Relationships 101

November 10, 2008

This is one of my favorite essays. I’m re-publishing it here.


June 13, 2008
There is baseball season, basketball season, football season, and hockey season. People pay good money to watch grown people play with balls and pucks.
At our house, it’s wedding season. Time to spend a lazy Saturday afternoon sitting on the front stoop, watching the marches in the park across the street.There is a garden with gazebo in our section. Perfect for wedding photos. And every year, stretch limousines park along the rail. Then bridesmaids in dresses of every shade pile out, complaining about their shoes, or the breeze messing up the hair. The groom exits his car and struts into the park. He and his "boys" yuck it up and pose for "candid"pictures.

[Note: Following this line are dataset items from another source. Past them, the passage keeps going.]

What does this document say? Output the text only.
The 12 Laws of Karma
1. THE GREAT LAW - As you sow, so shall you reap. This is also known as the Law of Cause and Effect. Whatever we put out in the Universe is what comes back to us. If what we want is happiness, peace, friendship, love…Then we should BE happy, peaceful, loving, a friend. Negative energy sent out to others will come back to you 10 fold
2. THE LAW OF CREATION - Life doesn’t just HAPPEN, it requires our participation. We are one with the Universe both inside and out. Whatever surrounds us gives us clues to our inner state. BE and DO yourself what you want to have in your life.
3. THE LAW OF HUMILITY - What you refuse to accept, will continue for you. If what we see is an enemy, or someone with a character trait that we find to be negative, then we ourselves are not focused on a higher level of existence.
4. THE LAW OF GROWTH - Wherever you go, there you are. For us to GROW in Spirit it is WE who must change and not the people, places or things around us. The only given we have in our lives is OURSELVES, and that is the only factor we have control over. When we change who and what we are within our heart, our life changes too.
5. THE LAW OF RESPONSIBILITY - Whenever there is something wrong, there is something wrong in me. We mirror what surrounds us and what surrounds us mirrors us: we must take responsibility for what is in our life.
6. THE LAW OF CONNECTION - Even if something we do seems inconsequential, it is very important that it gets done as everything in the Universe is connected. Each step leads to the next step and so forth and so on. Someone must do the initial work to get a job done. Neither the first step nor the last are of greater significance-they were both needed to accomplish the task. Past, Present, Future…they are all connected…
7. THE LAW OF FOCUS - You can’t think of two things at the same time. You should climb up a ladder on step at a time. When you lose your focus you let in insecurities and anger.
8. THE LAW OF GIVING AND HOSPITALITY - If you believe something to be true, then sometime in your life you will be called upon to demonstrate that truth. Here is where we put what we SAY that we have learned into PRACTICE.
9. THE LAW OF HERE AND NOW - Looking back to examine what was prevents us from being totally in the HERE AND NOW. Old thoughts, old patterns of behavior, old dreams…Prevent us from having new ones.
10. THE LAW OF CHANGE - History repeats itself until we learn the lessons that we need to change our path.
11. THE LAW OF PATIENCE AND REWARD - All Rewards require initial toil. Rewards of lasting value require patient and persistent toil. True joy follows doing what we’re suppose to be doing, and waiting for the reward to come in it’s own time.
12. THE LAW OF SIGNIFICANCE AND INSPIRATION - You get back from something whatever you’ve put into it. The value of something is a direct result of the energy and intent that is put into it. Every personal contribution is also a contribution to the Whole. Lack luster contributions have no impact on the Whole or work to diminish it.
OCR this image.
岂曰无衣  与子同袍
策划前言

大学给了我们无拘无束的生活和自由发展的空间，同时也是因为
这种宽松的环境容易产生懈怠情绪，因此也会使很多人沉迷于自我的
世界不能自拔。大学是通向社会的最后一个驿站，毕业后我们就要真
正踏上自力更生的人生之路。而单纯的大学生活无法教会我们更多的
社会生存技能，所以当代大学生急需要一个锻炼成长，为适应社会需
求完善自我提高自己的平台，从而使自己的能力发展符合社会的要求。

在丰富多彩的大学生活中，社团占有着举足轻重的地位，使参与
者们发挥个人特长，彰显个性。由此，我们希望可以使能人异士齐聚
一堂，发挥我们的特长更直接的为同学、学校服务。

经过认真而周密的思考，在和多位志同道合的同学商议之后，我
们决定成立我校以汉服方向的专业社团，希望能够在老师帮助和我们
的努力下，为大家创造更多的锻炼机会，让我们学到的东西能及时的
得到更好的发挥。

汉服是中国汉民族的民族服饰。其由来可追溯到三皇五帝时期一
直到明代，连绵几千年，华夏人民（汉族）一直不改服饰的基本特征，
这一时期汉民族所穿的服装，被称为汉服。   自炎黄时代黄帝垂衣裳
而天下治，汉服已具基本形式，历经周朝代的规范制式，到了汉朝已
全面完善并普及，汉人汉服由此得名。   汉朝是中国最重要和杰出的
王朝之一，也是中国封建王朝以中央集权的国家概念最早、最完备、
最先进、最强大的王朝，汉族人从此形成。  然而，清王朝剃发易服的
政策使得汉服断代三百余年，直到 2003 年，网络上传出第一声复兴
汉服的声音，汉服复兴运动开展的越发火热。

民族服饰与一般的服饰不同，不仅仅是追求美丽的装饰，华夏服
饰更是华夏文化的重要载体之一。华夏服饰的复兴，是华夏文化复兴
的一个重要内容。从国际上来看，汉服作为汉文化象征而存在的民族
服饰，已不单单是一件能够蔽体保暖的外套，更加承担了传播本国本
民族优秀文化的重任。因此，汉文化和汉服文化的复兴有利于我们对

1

Next are assorted relatives, friends, wedding planner(who next to the bride always looks the most pissed off), occasional pastor, and people who can’t find the reception on their own and need to follow the limo.Finally, there goes the bride. I’ve seen happy brides, angry brides, young brides, second-time-around brides, and senior citizen brides.

We’ve critiqued poofy dresses, straight dresses, too long and too short(mini dresses for brides should be illegal-especially if they have thunder thighs).But the one thing they all have in common: love. I’m not a big believer in vibes, but when the limo doors open, my mom and I just start smiling.
Sure it may not last. A lot of marriages end in divorce–my parents have been for over 30 years. But for those moments, love is in the air. The laughter and giggles. The groom sneaking a kiss, with his arm around her, protecting her. Momma of the bride showing all her teeth in her smile while wiping joyful tears.Would it be nice to have a day like that? Sure.

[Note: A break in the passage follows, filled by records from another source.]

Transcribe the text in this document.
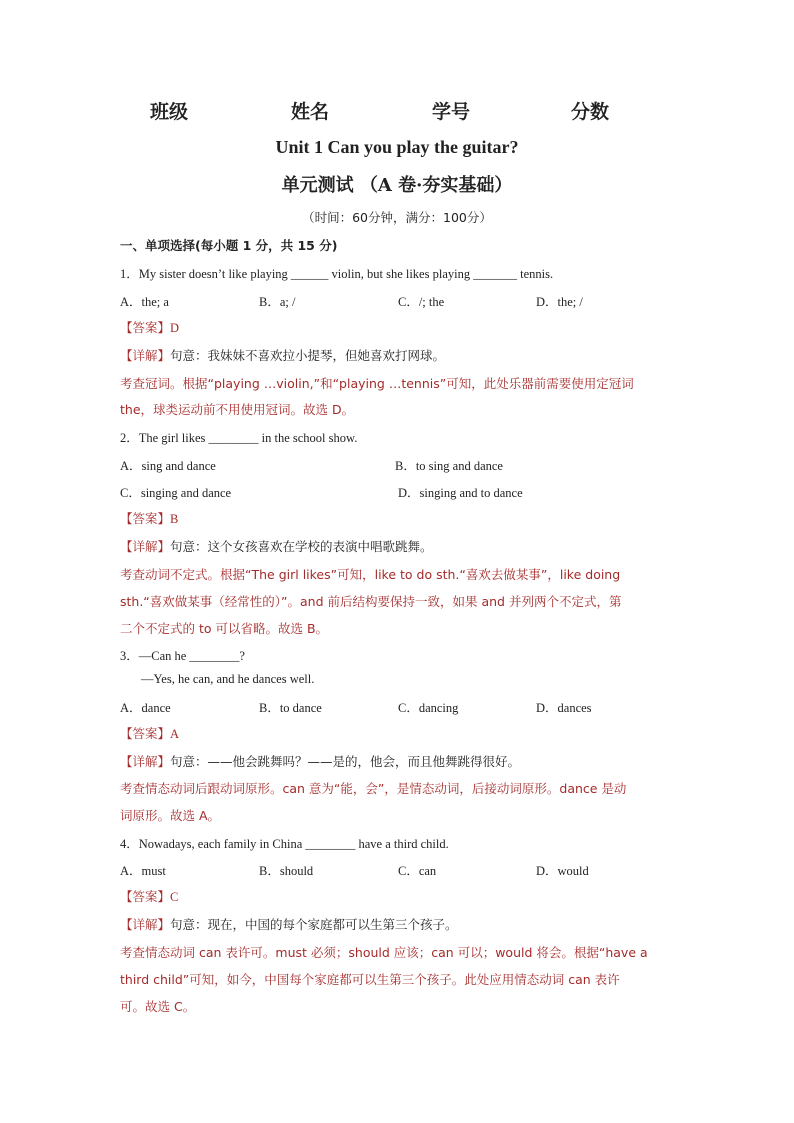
班级	姓名	学号	分数
Unit 1 Can you play the guitar?
单元测试 （A 卷·夯实基础）
（时间：60分钟，满分：100分）
一、单项选择(每小题 1 分，共 15 分)
1．My sister doesn’t like playing ______ violin, but she likes playing _______ tennis.
A．the; a	B．a; /	C．/; the	D．the; /
【答案】D
【详解】句意：我妹妹不喜欢拉小提琴，但她喜欢打网球。
考查冠词。根据“playing …violin,”和“playing …tennis”可知，此处乐器前需要使用定冠词
the，球类运动前不用使用冠词。故选 D。
2．The girl likes ________ in the school show.
A．sing and dance	B．to sing and dance
C．singing and dance	D．singing and to dance
【答案】B
【详解】句意：这个女孩喜欢在学校的表演中唱歌跳舞。
考查动词不定式。根据“The girl likes”可知，like to do sth.“喜欢去做某事”，like doing
sth.“喜欢做某事（经常性的）”。and 前后结构要保持一致，如果 and 并列两个不定式，第
二个不定式的 to 可以省略。故选 B。
3．—Can he ________?
—Yes, he can, and he dances well.
A．dance	B．to dance	C．dancing	D．dances
【答案】A
【详解】句意：——他会跳舞吗？——是的，他会，而且他舞跳得很好。
考查情态动词后跟动词原形。can 意为“能，会”，是情态动词，后接动词原形。dance 是动
词原形。故选 A。
4．Nowadays, each family in China ________ have a third child.
A．must	B．should	C．can	D．would
【答案】C
【详解】句意：现在，中国的每个家庭都可以生第三个孩子。
考查情态动词 can 表许可。must 必须；should 应该；can 可以；would 将会。根据“have a
third child”可知，如今，中国每个家庭都可以生第三个孩子。此处应用情态动词 can 表许
可。故选 C。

But finding the person to have that life with is not the be-all end-all. Relationships are luck and work.A month or so ago, I read a very insightful book Your Girlfriends Only Know So Much, by Finesse Mitchell. Finesse is a comedian, and columnist for Essence Magazine. He provides insight into the male school of thought when it comes to relationships.

Here are a few goodies:

1. Why Black men wait so long to get married…black men in their early twenties are probably some of the most confused humans walking Earth. Black men need time to grow up mentally and socially. We know nothing in our early twenties other than we think we are invincible and the world owes us something.That makes sense. Black women don’t always know what they want in their 20’s either. Heck some of us hit 40 and we’re still talking about setting goals and getting ourselves together.

2.Good First Dates:Coffee, breakfast, brunch, lunch: Quick meals give an out if things are going bad. If things go good, then you have the rest of the day to spend together.
Bowling:You get to watch each other concentrate and bend over at the same time. (My personal favorite. And a game of pool accomplishes the same thing.-RB)
Arcades..talking trash while playing games that require physical exertion can be downright sexy. Plus you can leave whenever you want. (Hmm, never thought of that-RB)

3. Guaranteed turn-offs:Miss Too Independent – "If you can do it all yourself, pretty soon your man is going to wonder why he’s there…"

This is so true. I’ve seen my friends do this to guys. It’s not working sisters!! One time a friend of mine pulled this stunt on a fellow she just met, and the poor guy looked like he’d been slapped! I apologized on her behalf. Yes, I shouldn’t have, she should, but it was a decent thing to do. And I got a free drink. Maybe I’m old-fashioned, but I like having a guy I can lean on.
Getting a hug after a bad day.
Being comfortable talking/emailing about something on my mind knowing I won’t be judged.
Heck, when I can disagree on an issue without worrying about his ego is way cool.

Relationships take work. Each person has to know themselves before looking for someone else. A partner enhances your life, not fills in the blanks. I broke things off with my last boyfriend for several reasons. Some were things he wasn’t doing for HIMSELF that he needed to do and I saw that. Some were things I needed to take care of for MYSELF. It was an amicable breakup. No hatin’. I learned a lot from him, and hopefully he from me.Dating is overrated. Did the blind date thing twice. One fellow had possibilities, but lost his job. Needed to get back on track. And I respect that.

The other wasn’t my type. He was nice, but just didn’t click. And that’s okay too. A lot of my sisters don’t get that. One told me she is looking for a man with a net worth somewhere near $1million. Or at least the potential to reach that. Uh, girlfriend, hate to break it to you, but NOT IN OUR NEIGHBORHOOD. She will have to find a guy out west somewhere.How do I feel about money & men? Listen, any man I’m with has to be legally and gainfully employed. I earn my own money, so if our incomes are the same, I can deal. If he earns more, that’s cool too. I don’t mind treating a guy to dinner & a movie, or splurging on a present for him.What turns me off is possessiveness. I am NOT your property. God and my Mother own me (and she’s even let go), that’s it. If you start saying I should cut off my friends and family, YOU are cut off. Possessiveness is a sign of bad things coming. That relationship is guaranteed to become abusive.